My youthful auntie or uncle, I don’t know who was in the role of jeremiah*, was subsequently lambasted for being the source of two havocs: the devastating rush of wind, and the belief that the Bob Hope ‘rolling the six’ was the one who would now no longer be around to delight US troops for 60 years to come.
As that Bob Hope stayed with us, remarkably, until 2003, the familial altruism of the through-draft alarm would for a couple more generations be tinged with the not unreasonable interpretation that we were in for a weekend of “Road” movies.
Now, however, the alert is clear.
My grandmother, Edith Miriam, pushed on through until some flee-the-scene bastard knocked her down in a hit-and-run on Dewsbury Road in 1962, before she saw any of us kids.

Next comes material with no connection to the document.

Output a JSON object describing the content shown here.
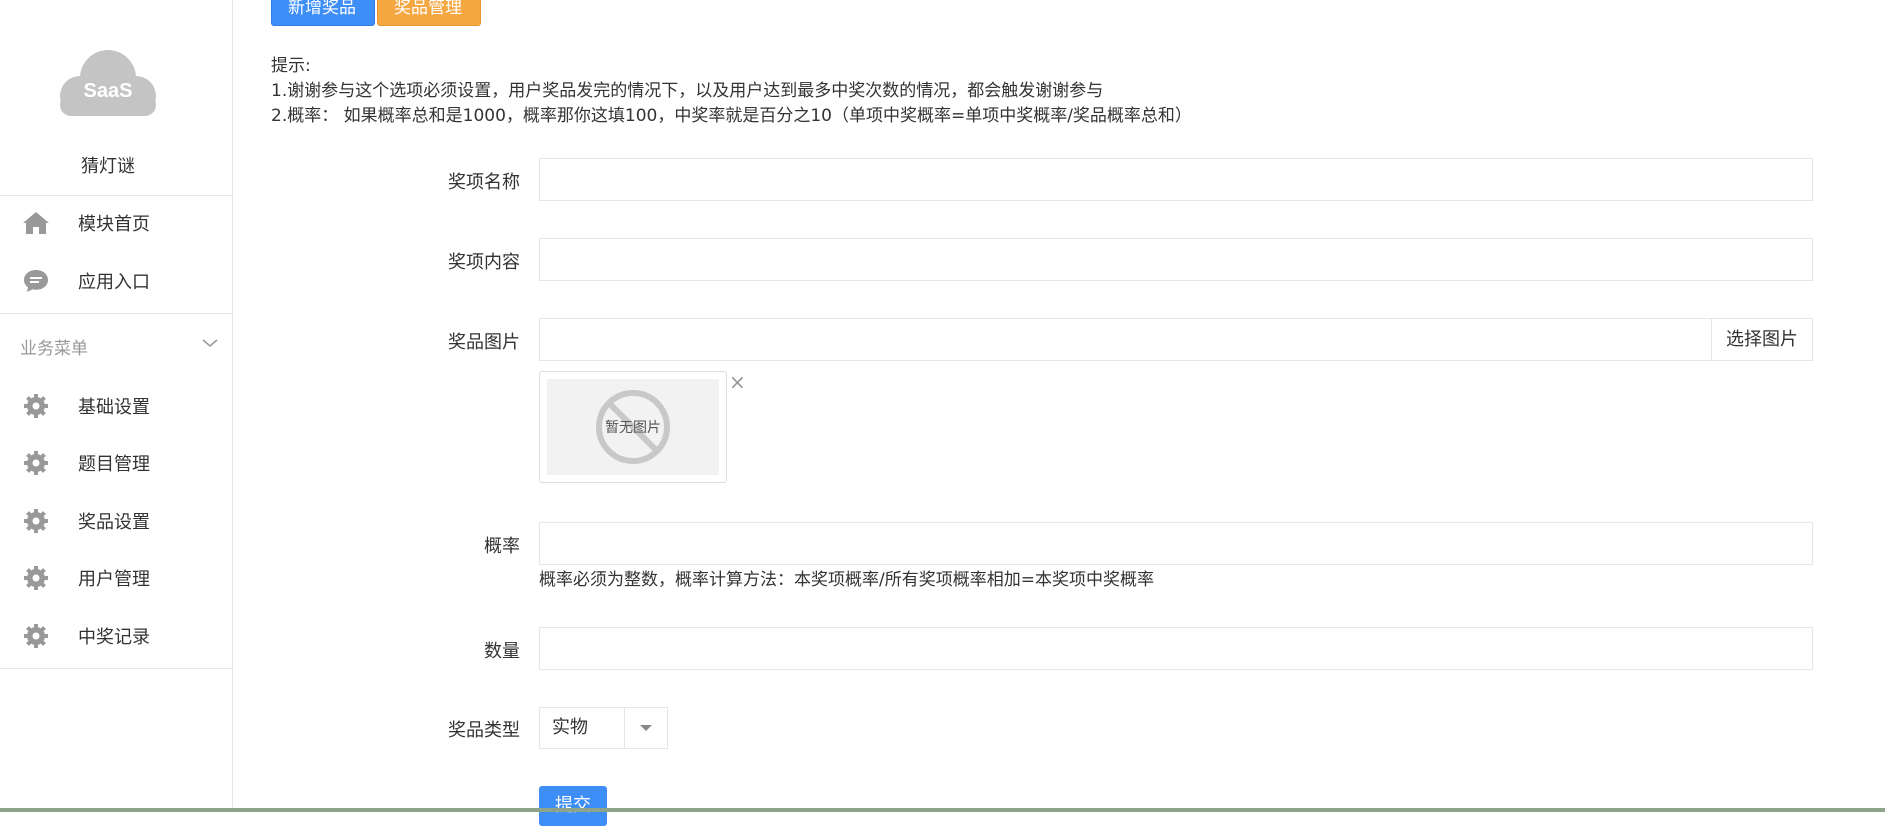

Perhaps she met up with the four-legged Bob in another place and told him how his death was marked, and how his memory lives on in preventing domestic typhoonery – scratching him behind the ear as she talks to him.
The other Bob she’ll shun on account of his golfer’s trousers.
* I enjoyed squeezing the Prophet of Doom reference in here. Jeremiah Crowley was the name of my great-grandad; a colourful and troubled ancestor associated with draughts of a more foaming nature.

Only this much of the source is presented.